Ob jemand die Auswirkungen der Finanz- bzw. Wirtschaftskrise zu spüren bekommt, hängt von einer Reihe von Faktoren ab (Sprachkombination, Fachgebiet, Kundenstruktur, Preisniveau usw.).

Vielleicht ist alles nur Panikmache. Vielleicht wächst die ganze Sache zu einer anhaltenden Rezession oder Depression aus. Wir wissen es nicht, und selbst die Experten oder Zeitgenossen, die sich für solche halten, wissen es auch nicht. Niemand weiß was die Zukunft bringt (Zwischeneinschub für S. W.: Das sind übrigens "gute Zeiten" für Esoteriker, Kartenleger, Wahrsager usw.). Im Zweifelsfall entscheide ich mich für Optimismus. Ich weigere mich darüber nachzudenken, wie schlecht wir es in einem Jahr haben könnten.

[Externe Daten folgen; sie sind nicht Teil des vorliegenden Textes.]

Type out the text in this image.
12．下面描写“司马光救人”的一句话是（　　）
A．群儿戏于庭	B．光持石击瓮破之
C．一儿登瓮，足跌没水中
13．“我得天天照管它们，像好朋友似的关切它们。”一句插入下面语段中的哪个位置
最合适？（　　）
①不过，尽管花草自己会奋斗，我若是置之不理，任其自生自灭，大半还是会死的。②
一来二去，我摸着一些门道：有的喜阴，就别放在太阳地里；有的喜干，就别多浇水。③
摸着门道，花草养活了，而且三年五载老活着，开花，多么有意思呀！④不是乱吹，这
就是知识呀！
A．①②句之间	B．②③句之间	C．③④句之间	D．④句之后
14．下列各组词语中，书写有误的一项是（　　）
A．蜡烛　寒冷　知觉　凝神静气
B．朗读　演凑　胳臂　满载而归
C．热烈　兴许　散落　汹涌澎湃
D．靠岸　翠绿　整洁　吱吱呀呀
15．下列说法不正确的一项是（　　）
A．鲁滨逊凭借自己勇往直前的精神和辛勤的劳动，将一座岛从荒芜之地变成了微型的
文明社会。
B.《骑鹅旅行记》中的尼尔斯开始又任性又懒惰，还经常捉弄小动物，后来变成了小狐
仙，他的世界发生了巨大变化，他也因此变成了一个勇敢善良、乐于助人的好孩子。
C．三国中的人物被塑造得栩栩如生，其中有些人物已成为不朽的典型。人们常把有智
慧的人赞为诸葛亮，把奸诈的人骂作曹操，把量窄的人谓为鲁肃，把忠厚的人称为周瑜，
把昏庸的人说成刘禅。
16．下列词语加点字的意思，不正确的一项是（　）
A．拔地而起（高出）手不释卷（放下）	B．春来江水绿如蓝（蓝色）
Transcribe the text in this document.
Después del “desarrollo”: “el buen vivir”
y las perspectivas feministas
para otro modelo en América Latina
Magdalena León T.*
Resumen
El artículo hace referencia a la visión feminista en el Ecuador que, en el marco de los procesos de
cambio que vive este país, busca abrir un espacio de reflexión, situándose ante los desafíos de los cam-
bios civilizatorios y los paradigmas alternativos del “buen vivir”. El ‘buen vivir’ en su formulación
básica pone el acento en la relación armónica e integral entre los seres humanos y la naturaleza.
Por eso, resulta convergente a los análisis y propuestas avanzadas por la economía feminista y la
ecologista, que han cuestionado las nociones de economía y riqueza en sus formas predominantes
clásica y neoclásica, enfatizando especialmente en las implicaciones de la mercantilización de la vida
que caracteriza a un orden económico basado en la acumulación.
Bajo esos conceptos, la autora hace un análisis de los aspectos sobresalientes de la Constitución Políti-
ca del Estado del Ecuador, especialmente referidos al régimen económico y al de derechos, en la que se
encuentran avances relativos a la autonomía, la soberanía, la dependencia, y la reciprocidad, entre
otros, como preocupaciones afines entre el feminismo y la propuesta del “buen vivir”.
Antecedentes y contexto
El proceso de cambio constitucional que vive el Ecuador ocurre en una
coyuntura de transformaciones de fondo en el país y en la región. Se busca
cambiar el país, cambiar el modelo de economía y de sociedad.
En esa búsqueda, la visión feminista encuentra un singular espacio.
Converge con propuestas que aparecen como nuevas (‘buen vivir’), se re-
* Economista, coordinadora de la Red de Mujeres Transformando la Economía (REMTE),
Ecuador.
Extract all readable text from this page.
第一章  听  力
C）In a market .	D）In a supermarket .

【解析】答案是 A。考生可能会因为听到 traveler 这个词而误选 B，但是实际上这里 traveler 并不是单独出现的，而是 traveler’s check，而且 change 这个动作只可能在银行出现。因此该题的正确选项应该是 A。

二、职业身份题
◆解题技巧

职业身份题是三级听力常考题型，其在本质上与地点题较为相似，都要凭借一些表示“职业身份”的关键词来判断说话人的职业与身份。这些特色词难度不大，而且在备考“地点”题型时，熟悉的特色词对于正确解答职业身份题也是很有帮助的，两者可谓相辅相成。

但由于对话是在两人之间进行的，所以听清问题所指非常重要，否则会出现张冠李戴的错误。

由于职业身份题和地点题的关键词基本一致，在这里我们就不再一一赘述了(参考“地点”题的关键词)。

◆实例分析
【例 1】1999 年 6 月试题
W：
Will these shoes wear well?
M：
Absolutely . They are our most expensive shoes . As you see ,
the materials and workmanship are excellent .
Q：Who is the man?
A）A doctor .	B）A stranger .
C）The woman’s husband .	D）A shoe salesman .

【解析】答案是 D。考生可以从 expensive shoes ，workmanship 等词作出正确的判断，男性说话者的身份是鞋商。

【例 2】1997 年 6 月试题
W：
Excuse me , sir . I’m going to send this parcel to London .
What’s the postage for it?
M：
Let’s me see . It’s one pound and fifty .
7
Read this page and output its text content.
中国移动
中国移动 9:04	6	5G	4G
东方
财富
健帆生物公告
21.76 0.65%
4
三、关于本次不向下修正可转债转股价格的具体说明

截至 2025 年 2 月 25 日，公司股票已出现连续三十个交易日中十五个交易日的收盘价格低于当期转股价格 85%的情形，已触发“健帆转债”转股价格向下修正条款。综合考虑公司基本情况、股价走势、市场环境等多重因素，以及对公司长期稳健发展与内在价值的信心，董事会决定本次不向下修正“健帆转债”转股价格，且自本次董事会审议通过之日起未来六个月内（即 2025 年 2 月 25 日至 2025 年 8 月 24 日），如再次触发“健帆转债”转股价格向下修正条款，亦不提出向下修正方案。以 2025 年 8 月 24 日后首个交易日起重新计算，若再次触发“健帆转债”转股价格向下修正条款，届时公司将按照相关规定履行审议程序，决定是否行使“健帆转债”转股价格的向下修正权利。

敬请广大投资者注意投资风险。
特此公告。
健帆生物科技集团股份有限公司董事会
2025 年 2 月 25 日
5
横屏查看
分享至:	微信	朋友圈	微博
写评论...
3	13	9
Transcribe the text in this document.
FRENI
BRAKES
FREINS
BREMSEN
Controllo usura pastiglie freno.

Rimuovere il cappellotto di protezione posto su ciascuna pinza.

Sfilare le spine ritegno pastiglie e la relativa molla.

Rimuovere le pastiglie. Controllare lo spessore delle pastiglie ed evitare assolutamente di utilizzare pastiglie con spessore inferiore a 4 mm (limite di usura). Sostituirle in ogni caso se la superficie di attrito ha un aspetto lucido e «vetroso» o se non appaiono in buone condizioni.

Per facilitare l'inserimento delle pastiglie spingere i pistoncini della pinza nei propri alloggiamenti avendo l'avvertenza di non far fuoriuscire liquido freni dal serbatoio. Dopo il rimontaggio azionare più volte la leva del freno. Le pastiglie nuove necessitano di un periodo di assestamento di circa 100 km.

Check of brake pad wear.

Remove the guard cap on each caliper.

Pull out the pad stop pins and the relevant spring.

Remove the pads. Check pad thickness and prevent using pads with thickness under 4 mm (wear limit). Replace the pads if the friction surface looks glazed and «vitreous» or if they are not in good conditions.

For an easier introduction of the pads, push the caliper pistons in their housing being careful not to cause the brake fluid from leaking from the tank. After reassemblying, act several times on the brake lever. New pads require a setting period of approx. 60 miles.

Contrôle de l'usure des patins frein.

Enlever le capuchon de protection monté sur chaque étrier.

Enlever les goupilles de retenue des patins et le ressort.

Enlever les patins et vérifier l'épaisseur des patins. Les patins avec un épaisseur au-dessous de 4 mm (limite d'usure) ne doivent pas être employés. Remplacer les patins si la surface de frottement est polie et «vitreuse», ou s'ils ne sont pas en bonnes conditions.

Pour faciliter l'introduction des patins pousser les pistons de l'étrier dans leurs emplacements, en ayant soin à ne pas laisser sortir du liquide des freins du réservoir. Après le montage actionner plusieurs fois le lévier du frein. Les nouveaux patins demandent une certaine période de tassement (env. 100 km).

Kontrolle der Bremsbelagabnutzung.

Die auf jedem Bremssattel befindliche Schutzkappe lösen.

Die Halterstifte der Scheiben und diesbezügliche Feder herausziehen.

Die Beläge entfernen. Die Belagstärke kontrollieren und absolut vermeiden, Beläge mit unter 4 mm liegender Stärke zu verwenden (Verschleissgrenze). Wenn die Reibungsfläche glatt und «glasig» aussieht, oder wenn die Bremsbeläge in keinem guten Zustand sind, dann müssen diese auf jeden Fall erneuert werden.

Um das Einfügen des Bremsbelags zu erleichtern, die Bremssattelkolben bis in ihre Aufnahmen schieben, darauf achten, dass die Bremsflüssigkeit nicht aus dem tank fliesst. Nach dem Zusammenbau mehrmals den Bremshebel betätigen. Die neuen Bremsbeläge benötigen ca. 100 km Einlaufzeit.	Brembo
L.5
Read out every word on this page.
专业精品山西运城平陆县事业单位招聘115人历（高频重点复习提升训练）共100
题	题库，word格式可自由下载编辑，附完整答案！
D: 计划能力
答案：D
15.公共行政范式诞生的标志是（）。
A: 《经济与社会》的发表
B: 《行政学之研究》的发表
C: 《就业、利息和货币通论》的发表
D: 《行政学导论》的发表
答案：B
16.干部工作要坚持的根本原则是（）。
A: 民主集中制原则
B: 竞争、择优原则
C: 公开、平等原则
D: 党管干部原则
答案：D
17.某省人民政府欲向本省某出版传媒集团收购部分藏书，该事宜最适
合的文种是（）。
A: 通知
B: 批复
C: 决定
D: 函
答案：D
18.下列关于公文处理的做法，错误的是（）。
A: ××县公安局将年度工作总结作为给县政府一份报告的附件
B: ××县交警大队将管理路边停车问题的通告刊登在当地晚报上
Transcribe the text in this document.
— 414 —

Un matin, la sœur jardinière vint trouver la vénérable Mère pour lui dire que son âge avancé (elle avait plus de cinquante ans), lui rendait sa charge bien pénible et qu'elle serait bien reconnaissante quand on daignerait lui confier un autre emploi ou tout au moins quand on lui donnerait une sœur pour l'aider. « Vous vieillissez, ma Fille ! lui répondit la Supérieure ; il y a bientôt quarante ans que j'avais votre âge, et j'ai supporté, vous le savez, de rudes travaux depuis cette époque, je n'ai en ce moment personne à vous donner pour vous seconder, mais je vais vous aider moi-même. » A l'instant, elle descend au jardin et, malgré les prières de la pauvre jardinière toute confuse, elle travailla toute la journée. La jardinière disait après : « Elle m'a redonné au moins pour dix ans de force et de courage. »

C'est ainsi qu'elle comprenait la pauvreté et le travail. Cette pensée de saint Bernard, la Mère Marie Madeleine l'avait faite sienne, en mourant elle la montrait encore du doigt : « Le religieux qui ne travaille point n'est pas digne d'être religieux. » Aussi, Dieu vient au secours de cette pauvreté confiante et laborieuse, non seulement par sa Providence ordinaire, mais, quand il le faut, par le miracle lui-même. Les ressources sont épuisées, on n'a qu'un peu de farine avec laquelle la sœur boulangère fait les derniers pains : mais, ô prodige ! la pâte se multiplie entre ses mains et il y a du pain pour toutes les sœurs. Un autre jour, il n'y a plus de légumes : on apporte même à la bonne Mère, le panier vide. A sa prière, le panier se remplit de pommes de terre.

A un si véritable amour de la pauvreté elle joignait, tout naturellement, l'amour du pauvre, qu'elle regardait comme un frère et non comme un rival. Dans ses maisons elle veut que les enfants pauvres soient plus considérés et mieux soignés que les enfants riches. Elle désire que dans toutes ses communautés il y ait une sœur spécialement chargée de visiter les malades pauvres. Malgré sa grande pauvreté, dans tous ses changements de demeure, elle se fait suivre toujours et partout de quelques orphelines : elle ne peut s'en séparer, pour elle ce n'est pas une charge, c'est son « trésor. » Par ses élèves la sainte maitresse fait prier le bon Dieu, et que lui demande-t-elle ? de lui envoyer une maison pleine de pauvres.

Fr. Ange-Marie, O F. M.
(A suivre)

Sicherlich gibt es Unternehmen, die Projekte vorübergehend stoppen oder nicht freigeben (habe ich gerade erst gestern erlebt), aber das bedeutet auch, dass Projekte "on hold" irgendwann doch realisiert werden müssen. Im schlimmsten Fall gilt es also eine Durststrecke zu überstehen, bevor der Auftragsstau abgebaut werden muss.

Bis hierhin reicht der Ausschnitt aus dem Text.